Ainsi, qu’il s’agisse d’un geste significatif de l’éducateur envers la personne ou d’une expérience significative vécue par elle, on tient là le langage concret-symbolique propre à ceux qui accompagnent dans la vie : il s’agit d’inventer des rituels (souvent individualisés) via une mise en scène de micro-stratégies qu’il faudra nommer : création de « circonstances » (Deligny), appui sur les centres d’intérêt (Freinet) de la personne, jeux de places (pratique en ricochet de Fustier…), proposition d’authentiques réparations pour qui transgresse, choix de jeux, de chansons, d’activités qui « parlent »...
La deuxième direction est la parole : au-delà d’un « discours éducatif » unilatéral ou d’une vague discussion, la parole vraie vise une rencontre authentique qui demande qualité de l’écoute et implication, choix des mots, attitudes spécifiques. Une éducatrice en AEMO reçoit un père qui se montre d’emblée très agressif, la prévenant que c’est la première et la dernière fois qu’il vient ici, au service. L’éducatrice hésite à interrompre l’entretien, et finalement lui dit : « En fait, je ne sais pas quoi faire : je comprends que vous soyez en colère, mais cela m’empêche d’être sereine en face de vous. Je suis même plutôt stressée. » L’homme se sent entendu et il a devant lui une personne qui assume ses émotions sans l’accuser. L’entretien va se faire constructif. Il faudra là aussi nommer les façons d’écouter et de parler (reformulation, « messages-je », « recadrage » etc.), qui sont rarement spontanées, et donc se travaillent.

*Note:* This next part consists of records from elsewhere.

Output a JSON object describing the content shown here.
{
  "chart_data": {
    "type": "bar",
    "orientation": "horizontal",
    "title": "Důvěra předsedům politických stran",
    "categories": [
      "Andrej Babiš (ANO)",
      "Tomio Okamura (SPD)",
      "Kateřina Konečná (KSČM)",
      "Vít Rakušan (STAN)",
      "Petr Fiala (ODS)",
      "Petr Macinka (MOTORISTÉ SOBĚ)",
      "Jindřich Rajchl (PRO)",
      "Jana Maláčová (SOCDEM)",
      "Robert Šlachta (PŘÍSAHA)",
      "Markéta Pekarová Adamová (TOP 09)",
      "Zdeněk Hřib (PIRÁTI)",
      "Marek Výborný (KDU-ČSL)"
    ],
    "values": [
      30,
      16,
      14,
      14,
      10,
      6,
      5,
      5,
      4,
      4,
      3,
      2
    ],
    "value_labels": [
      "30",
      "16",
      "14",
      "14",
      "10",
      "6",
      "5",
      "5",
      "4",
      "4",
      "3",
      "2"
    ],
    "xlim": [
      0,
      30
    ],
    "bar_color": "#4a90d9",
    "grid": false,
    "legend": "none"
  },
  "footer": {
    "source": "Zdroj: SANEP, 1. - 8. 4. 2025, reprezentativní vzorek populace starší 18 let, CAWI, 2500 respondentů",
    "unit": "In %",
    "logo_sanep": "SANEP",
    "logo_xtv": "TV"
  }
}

Les enjeux, dans tous les cas, tournent autour de la reconnaissance effective de la personne comme égale en humanité, unique parmi les autres, dans ses sentiments, dans ses centres d’intérêt profonds et ses compétences, dans ses liens fondamentaux (famille, culture)…
Dans notre contexte intellectuel et social actuel, la grande absente est la pédagogie, alors que c’est elle qui affronte le problème de la construction de la personne et du vivre-ensemble à l’aide de dispositifs, de gestes et d’expériences concrets mais significatifs, dans les situations d’enseignement, d’aide, d’éducation, de formation – d’accompagnement sur le chemin de la vie. Nous nous plaignons d’être socialement invisibles, soumis à des procédures bureaucratiques d’évaluation, à des tâches d’organisation qui nous éloignent de notre cœur de métier... Ce trop-plein envahissant remplit un vide : le silence des acteurs eux-mêmes sur leur action effective. Au-delà d’une posture défensive au nom de valeurs humanistes, il reste de notre responsabilité de partager publiquement nos pratiques vivantes. L’invisibilité de celles-ci, il ne tient qu’à nous d’en sortir. A nous de rendre des comptes à notre façon : dire à nos pairs ce que nous « trouvons », et inversement, apprendre d’eux. Dans ce partage, se dessineront des alternatives aux réponses réflexes pauvres qui nous viennent parfois faute d’identifier nos atouts propres. Nos « petites histoires », il faut enfin les prendre au sérieux pour apprendre ensemble : elles sont complexes, énigmatiques et précieuses. Donnons-nous les moyens de les faire circuler : revues, sites collectifs, chaînes vidéo… Notre travail de terrain deviendra notre recherche.
"Ce travail d’explication, d’explicitation, doit selon nous, déboucher sur une théorisation des pratiques éducatives à partir des pratiques elles-mêmes".